#14. Reazione a Catena (1971)


Reazione a Catena

Reazione a Catena, conosciuto anche col titolo Ecologia del Delitto, firmato da Mario Bava, rappresenta l’antesignano degli slasher che andranno di moda di lì a poco, un film da seguire senza distrazioni fino all’inaspettato finale. E’ una pellicola che ha il merito di mettere in luce la bassezza dei comportamenti umani per mezzo di una catena ininterrotta di omicidi. Sarà uno dei punti di riferimento di tanto cinema successivo, come ad esempio la lunga serie di Venerdì 13.

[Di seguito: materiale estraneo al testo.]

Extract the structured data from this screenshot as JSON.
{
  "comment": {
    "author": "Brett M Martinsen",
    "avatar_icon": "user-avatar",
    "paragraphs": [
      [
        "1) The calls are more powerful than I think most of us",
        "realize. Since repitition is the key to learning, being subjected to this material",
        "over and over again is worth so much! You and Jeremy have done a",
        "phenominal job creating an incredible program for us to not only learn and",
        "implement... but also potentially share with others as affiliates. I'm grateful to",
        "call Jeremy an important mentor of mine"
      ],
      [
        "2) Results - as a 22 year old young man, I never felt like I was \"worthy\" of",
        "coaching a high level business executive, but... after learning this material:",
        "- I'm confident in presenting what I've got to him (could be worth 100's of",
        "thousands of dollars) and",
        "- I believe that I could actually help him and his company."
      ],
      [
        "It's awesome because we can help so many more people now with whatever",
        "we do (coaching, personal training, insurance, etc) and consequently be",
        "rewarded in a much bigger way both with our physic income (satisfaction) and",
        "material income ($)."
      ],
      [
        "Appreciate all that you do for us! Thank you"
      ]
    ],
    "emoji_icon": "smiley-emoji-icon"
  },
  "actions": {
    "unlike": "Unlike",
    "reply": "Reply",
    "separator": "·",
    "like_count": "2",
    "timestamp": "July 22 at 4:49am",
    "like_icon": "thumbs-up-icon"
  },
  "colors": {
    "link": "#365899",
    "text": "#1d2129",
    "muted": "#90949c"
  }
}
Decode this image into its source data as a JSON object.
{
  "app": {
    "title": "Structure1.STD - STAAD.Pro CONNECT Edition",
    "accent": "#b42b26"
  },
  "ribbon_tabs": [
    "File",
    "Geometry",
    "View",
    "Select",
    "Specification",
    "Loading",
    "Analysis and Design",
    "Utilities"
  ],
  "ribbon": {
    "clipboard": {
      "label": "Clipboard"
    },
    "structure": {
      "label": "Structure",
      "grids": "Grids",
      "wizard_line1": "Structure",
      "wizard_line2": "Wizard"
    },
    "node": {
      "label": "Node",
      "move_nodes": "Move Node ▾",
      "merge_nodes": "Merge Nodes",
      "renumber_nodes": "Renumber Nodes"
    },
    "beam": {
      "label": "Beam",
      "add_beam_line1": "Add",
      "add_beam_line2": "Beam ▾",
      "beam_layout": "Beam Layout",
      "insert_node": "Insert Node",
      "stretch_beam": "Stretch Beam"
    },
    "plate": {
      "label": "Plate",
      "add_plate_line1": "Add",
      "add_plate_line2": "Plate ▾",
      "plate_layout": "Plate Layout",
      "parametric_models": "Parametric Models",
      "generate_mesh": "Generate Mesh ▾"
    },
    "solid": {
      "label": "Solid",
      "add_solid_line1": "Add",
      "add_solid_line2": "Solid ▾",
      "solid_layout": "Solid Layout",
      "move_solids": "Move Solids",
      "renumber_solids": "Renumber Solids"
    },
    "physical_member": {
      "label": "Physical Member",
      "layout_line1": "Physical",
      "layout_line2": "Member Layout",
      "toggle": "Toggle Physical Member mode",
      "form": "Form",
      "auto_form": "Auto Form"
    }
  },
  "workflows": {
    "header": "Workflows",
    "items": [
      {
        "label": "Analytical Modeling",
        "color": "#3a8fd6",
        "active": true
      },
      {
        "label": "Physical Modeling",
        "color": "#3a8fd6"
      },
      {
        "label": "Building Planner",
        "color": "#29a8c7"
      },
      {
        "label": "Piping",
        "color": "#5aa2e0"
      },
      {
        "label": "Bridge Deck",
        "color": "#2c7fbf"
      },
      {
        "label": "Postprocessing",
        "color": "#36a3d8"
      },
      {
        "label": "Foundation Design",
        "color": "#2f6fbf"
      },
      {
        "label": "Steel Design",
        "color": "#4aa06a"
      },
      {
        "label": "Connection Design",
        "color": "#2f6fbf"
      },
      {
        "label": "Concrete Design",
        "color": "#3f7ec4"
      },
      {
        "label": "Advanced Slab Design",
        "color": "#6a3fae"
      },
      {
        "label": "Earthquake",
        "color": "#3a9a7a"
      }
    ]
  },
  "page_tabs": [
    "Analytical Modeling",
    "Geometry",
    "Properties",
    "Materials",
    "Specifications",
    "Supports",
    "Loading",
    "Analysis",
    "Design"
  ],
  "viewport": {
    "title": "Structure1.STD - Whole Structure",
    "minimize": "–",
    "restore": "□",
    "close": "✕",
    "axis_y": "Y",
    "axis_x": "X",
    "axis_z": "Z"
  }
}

Titolo Alternativo: Ecologia del Delitto (L’Antefatto)

Anno: ITA 1971

Regia: Mario Bava

Cast: Claudine Auger, Luigi Pistilli, Laura Betti, Claudio Volontè, Leopoldo Trieste, Isa Miranda, Chris Avram

Durata: 82 minuti

Trama

La contessa Federica Donati, costretta su una sedia a rotelle, viene uccisa dal marito Filippo che a sua volte cade vittima di un assassino misterioso.

L’architetto Franco Ventura spera così di realizzare i suoi progetti speculativi sulla baia, ora che la proprietaria è defunta. Proprio alla baia arrivano due coppie di ragazzi che si intrufolano nel cottage disabitato di Ventura e si danno al divertimento. Una di loro in riva alla baia trova un cadavere e fugge spaventata. Il misterioso assassino la raggiunge e la uccide, facendo poi lo stesso con gli altri ragazzi.

La figlia della contessa, Renata e il marito Alberto, si recano in visita alla famiglia Fossati: lui è un entomologo dilettante, lei una cartomante. I coniugi informano la donna dell’esistenza di un figlio illegittimo della contessa che si frapporrebbe tra lei e l’eredità della baia: è Simone, che i due raggiungono in riva, scoprendo nella sua barca il corpo del defunto Conte Filippo. Renata, sconvolta torna in villa e scopre i cadaveri dei quattro ragazzi uccisi; l’architetto Ventura, scopertala, le si avventa contro finendo però pugnalato con una forbice.

I Fossati trovano Ventura moribondo e scoprono del ritrovamento del cadavere del Conte. Renata e Alberto decidono quindi di eliminare i due scomodi testimoni.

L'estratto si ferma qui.